Page 22 of Lord of Ruin (The Age of Blood #2)
“This is… magnificent,” she breathed, not even bothering to hide the awe.
She looked to him, a question burning, and he only nodded.
Setting her loose like a child in a chocolate shop, and she raced to pull tomes from the shelves, almost at random, just to see what they held.
It would take her years to even begin to catalogue it all, but oh, how she wanted to try.
“It’s been a long time since I last had someone in here,” the King said, quietly. Shan paused in her search, holding her breath as she waited for what came next. “Centuries, even.”
She wet dry lips. “So, Isaac—”
“Never got more than what was at the Academy,” the King finished for her.
“Like so many others before him, since…” He sighed, crossing the room to collapse into the seat of the bay window.
Slouching into it, looking so exhausted and dejected, Shan was almost able to forget just who she was dealing with.
Until he spoke again.
“It is difficult, being King,” he said, the confession spilling from him, “finding people you can trust. People who are not just using this—” he rolled his wrist, gesturing to encompass all that he was, all that he had “—for their own gain. It was a lesson I learned centuries ago, it’s a lesson I learned again and again.
Your father taught it to me. Isaac taught to it me.
And I thought I was being so clever, locking them out.
Playing them against each other, but never letting them step out of their roles. ”
Tilting his head to the side, he considered her with those green eyes, shining like emeralds.
He could have been cut from gems himself, the sharpness of his features so precise and just as unmovable.
There was a kind of ruthless beauty to him, a perfection that seemed more than human, and Shan hated herself for noticing it.
For wanting it.
“But… in doing so, I also have prevented others from reaching their full potential.” He crooked his fingers in, and Shan followed, a moon caught in his gravitational pull, unable to pull herself free, forever orienting herself around him.

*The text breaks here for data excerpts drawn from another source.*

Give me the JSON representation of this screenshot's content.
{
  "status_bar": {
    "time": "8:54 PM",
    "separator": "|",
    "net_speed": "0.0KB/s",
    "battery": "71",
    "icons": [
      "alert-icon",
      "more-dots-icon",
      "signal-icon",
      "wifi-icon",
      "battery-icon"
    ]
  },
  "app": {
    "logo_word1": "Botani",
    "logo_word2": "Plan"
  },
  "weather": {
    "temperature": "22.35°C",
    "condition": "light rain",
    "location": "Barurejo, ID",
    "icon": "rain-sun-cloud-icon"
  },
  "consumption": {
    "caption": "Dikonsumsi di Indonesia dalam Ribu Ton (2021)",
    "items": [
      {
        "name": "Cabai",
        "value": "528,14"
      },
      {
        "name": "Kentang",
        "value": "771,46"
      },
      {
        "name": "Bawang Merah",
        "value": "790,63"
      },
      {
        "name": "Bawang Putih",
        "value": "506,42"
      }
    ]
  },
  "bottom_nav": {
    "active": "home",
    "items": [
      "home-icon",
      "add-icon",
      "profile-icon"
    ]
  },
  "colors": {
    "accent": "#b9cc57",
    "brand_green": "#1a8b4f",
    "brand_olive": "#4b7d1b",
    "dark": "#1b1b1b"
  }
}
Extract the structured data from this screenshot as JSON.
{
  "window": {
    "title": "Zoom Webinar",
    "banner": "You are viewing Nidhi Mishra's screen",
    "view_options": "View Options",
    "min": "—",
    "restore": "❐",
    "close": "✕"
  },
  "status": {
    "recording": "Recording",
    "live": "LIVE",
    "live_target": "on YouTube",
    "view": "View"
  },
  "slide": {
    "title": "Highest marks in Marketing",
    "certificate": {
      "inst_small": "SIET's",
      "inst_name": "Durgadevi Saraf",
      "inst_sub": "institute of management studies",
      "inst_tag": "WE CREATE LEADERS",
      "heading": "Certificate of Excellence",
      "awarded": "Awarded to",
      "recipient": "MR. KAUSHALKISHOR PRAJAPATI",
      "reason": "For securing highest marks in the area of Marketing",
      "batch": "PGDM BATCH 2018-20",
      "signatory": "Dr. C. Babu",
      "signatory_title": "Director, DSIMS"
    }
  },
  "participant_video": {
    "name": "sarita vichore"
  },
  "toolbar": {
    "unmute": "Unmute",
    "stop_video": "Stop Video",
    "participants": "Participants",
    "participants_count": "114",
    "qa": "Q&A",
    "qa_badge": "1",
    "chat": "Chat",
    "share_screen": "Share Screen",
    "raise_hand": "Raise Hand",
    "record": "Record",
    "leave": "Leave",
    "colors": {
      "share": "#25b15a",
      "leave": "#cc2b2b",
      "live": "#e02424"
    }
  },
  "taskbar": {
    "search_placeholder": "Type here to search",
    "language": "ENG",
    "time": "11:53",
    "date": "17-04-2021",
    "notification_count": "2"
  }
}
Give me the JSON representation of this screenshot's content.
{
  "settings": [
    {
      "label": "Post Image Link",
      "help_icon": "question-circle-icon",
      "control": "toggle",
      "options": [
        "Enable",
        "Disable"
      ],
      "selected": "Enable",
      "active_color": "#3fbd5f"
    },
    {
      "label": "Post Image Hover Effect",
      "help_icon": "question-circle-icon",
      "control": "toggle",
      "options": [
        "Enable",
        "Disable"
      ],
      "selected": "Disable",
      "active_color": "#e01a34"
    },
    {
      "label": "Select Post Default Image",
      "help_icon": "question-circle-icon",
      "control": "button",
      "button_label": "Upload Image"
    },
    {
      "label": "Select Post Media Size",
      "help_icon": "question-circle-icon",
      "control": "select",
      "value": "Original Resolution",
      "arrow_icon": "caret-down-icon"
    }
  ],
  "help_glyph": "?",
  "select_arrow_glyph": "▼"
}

He waited till she stood in front of him, until he could reach up, brush his fingers against her chin.
“I was so harsh, before, but that’s only because I see such potential in you. You could be so powerful.”
Shan swallowed hard, unable to stop the shudder that flowed through her. “I am only trying to live up to your expectations.”
“And you are,” he replied, his voice soft as silk, even as his touch burned.
He was so warm, the fullness of all his power thrumming beneath his skin.
If he wanted to, Shan knew he could destroy her utterly, but as he slid his fingers lower, pressing against the erratic beat of her pulse in her throat, he touched her like she was something valuable, more precious than jewels.
“I know what it must have cost you, turning Isaac in,” he said, his kindness somehow more terrible than any cruelties he could have thrown at her.
“But you proved yourself to me that day, and you have continued to in the months since. So perhaps I can trust you. Do you want it, Shan? Do you want to serve?”
“I am honored to serve,” she replied, hating how raw she sounded, but he only smiled.
Leaning back, he released her, and Shan finally felt free. “Good. Then there is much to do. Perhaps I owe de la Cruz after all.”
“Oh?”
“Yes,” he replied. “Without him, I never would have found your true potential. Without his treachery, we would have never had the opportunity to expand the Blood Factory. And without his inspiration, we would never be doing this.”
He gestured to the desk. “Bring me that journal, would you?”
She stepped back, taking it with trembling hands before returning it to him. He flicked through it with the familiarity of one who knew its contents intimately, before turning it back around, showing Shan a series of diagrams sketched in a skilled hand.
Of men—of once men—with vicious fangs, twisted by Blood Working into something monstrous. With dark wings, webbed like a bat’s, stretching past their shoulders, dwarfing their lean forms. With sharply tipped claws on broken fingers and a vicious snarl on their faces.
“Vampires,” she breathed, before looking back to the King, only to find a dark hunger writ across his expression.
“Yes,” the King confirmed, leaning in like he was confiding a great secret. “Vampires. This is what Isaac will become if he continues on that path. And now that he is lost to the wind, we must be prepared. We need to study this, to understand it better than he ever could.”
“And how would we do that?” Shan asked, already fearing the answer.
“Well, you gave me the solution to that, my dear.” He pulled his lips back in a feral grin.
“We’re already changing so much, so why not this?
We will build our own laboratory, we will study all that Blood Working has to offer, push every limit to see where our arcane knowledge can end.
It starts with vampires, but it could be so much more.
“And I couldn’t do without you.”
There was such conviction in his eyes, and Shan felt the trap close around her. He had pulled her strings so perfectly, maneuvered her into a position where she could not say no, no matter how much even her twisted conscious railed against this.
All she could do was incline her head and swear, “As Your Majesty commands.”